Lane answered that any such restriction, implemented by any of the above mechanisms, could still be bypassed by a hostile administrator. Haas replied that the proposal was not a security feature, but Lane dismissed it as "a loaded foot-gun painted in kid-friendly colors" that would lead to more bogus CVE numbers being filed against the project.

A new patch

On March 15, Jelte Fennema-Nio posted a patch implementing the restriction as a configuration parameter. It was, in the end, just an updated version of the patch posted by Bartolini in September with some documentation tweaks. Various comments resulted in a number of newer versions; the sixth of which came out a few days later. At this point, the patch consisted mostly of documentation, including this admonition:

Note that this setting cannot be regarded as a security feature. It only disables the ALTER SYSTEM command. It does not prevent a superuser from changing the configuration remotely using other means.

Haas welcomed this version and asked whether there was a consensus on proceeding with it. Lane seemingly had changed his view somewhat at this point, saying: "I never objected to the idea of being able to disable ALTER SYSTEM". Bruce Momjian, instead, worried that an administrator could enter an ALTER SYSTEM command disabling ALTER SYSTEM, at which point recovery could be difficult. In fact, as Fennema-Nio answered, that parameter cannot be set that way, so that particular trap does not exist.

Momjian also took issue with the name of the parameter (which was externally_managed_configuration), saying that it didn't really describe what was being restricted. He suggested sql_alter_system_vars as an alternative. Haas agreed with the complaint, but thought that allow_alter_system made more sense. That is, in the end, the name that was chosen for this option.

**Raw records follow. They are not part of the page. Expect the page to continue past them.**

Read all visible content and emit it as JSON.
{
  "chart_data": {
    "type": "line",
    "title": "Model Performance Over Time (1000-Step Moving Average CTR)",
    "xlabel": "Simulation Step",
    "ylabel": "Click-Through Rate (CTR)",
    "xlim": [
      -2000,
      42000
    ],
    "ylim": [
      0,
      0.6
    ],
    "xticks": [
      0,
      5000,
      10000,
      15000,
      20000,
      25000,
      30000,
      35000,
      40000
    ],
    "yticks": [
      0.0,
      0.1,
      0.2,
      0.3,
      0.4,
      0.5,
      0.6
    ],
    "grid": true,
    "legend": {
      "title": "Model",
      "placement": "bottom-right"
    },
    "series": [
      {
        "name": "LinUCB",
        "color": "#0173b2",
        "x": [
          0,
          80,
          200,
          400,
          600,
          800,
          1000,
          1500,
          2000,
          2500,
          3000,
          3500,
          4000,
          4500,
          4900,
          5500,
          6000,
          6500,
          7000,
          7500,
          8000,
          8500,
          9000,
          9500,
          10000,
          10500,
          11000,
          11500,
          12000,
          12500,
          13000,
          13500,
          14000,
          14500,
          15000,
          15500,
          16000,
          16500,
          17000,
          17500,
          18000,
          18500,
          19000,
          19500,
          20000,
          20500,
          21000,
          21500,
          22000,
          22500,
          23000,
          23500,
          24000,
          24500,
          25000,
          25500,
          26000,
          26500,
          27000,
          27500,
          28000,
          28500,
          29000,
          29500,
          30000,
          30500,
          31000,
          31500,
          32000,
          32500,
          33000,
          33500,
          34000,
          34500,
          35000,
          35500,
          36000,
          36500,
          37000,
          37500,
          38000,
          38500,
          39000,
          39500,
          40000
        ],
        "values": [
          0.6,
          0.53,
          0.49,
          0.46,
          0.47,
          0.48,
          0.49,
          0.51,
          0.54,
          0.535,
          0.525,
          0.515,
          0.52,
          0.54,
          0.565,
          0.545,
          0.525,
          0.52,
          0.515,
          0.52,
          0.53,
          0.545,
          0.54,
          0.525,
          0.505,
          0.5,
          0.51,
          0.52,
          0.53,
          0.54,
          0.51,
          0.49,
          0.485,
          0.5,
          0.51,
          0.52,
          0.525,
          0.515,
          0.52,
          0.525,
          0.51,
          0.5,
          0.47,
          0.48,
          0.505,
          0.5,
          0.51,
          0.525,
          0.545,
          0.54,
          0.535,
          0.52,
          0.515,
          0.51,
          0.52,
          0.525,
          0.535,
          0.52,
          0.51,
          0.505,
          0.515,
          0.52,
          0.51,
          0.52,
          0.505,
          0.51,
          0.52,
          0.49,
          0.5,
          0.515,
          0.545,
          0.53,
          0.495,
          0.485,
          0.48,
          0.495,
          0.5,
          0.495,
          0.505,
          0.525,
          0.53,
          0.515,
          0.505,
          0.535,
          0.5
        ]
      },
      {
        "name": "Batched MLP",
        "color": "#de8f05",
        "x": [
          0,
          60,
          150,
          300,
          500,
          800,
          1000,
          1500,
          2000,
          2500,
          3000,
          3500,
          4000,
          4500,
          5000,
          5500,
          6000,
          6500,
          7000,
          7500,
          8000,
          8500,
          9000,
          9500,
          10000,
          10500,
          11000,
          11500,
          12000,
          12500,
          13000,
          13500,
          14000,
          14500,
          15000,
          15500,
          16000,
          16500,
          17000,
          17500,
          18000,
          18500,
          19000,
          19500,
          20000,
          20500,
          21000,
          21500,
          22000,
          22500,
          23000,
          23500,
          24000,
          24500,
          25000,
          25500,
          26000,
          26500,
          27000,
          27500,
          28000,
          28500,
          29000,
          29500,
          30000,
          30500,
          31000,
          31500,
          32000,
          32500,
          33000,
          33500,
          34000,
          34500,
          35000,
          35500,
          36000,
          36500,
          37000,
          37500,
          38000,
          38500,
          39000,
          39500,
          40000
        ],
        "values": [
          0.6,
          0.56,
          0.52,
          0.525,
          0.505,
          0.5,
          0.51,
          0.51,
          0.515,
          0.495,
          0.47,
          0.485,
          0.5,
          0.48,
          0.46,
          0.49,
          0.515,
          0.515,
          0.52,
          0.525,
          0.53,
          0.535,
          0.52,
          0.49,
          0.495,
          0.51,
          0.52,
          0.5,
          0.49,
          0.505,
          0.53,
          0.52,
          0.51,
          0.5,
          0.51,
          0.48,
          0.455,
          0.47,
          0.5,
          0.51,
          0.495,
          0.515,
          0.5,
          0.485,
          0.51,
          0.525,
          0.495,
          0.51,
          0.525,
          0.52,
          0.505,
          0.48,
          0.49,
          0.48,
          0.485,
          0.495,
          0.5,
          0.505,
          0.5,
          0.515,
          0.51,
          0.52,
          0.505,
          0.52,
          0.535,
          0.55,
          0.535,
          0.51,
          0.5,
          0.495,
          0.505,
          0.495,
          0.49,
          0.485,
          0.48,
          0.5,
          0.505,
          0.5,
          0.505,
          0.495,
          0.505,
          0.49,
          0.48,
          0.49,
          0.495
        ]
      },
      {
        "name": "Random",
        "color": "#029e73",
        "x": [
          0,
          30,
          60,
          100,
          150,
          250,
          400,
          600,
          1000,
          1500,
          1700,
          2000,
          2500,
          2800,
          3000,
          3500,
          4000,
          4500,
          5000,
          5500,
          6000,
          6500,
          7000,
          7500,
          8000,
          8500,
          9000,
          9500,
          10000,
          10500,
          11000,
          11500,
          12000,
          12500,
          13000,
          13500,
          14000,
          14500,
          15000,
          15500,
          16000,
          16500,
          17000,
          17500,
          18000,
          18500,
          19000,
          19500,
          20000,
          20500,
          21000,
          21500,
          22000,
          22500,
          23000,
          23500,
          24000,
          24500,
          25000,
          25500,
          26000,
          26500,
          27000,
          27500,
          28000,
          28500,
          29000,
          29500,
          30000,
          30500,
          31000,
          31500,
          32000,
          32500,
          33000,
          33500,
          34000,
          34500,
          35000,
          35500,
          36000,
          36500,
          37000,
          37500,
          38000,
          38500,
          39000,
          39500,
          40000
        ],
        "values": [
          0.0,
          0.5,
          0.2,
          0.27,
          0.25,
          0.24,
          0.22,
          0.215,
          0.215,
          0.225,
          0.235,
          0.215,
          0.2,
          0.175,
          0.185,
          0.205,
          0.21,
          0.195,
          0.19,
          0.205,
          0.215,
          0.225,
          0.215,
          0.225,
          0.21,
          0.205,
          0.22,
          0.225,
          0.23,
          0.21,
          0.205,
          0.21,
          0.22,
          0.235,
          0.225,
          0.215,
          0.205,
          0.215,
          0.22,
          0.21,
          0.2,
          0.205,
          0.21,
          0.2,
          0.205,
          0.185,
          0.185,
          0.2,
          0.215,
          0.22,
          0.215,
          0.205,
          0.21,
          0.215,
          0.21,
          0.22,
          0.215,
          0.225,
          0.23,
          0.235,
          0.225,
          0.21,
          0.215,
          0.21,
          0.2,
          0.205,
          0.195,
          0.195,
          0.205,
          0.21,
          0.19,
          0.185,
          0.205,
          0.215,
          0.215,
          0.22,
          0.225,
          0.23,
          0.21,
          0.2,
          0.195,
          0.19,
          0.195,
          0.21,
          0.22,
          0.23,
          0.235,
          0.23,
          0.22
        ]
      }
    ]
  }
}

The discussion was not over yet, though. Lane wanted the server to ensure that postgresql.conf and postgresql.auto.conf were not writable by the postgres user if allow_alter_system is disabled. Otherwise, the database administrator would still be able to modify the configuration simply by editing one of the files. Fennema-Nio disagreed, saying that disabling ALTER SYSTEM was sufficient for the intended use case, but Lane said that the configuration parameter on its own is "a fig leaf that might fool incompetent auditors but no more". Fennema-Nio reminded Lane that the point of allow_alter_system is not security. Haas complained that: "I don't understand why people who hate the feature and hope it dies in a fire get to decide how it has to work." The file-permission check was, in the end, not added.

Even then, the discussion was not quite done; Momjian questioned merging this change so late in the PostgreSQL development cycle. "My point is that we are designing the user API in the last weeks of the commitfest, which usually ends badly for us". Fennema-Nio pointed out that the API was essentially unchanged from its initial, September form, and that months had been spent discussing alternatives. Haas said that such a small patch would not improve by being held up for another release cycle: "I think it has to be right to get this done while we're all thinking about it and the issue is fresh in everybody's mind."

On March 28, Momjian agreed that the patch could be merged. One day later, Haas did exactly that. And, with that, one of the longest-running development discussions in recent PostgreSQL history came to an end. The success of this effort is a testament to the persistence of a small number of developers who saw it through months of opposition and "helpful" implementation suggestions. Having decided that difficult issue, the project can turn its attention to the small list of simple topics to be resolved during the upcoming July commitfest.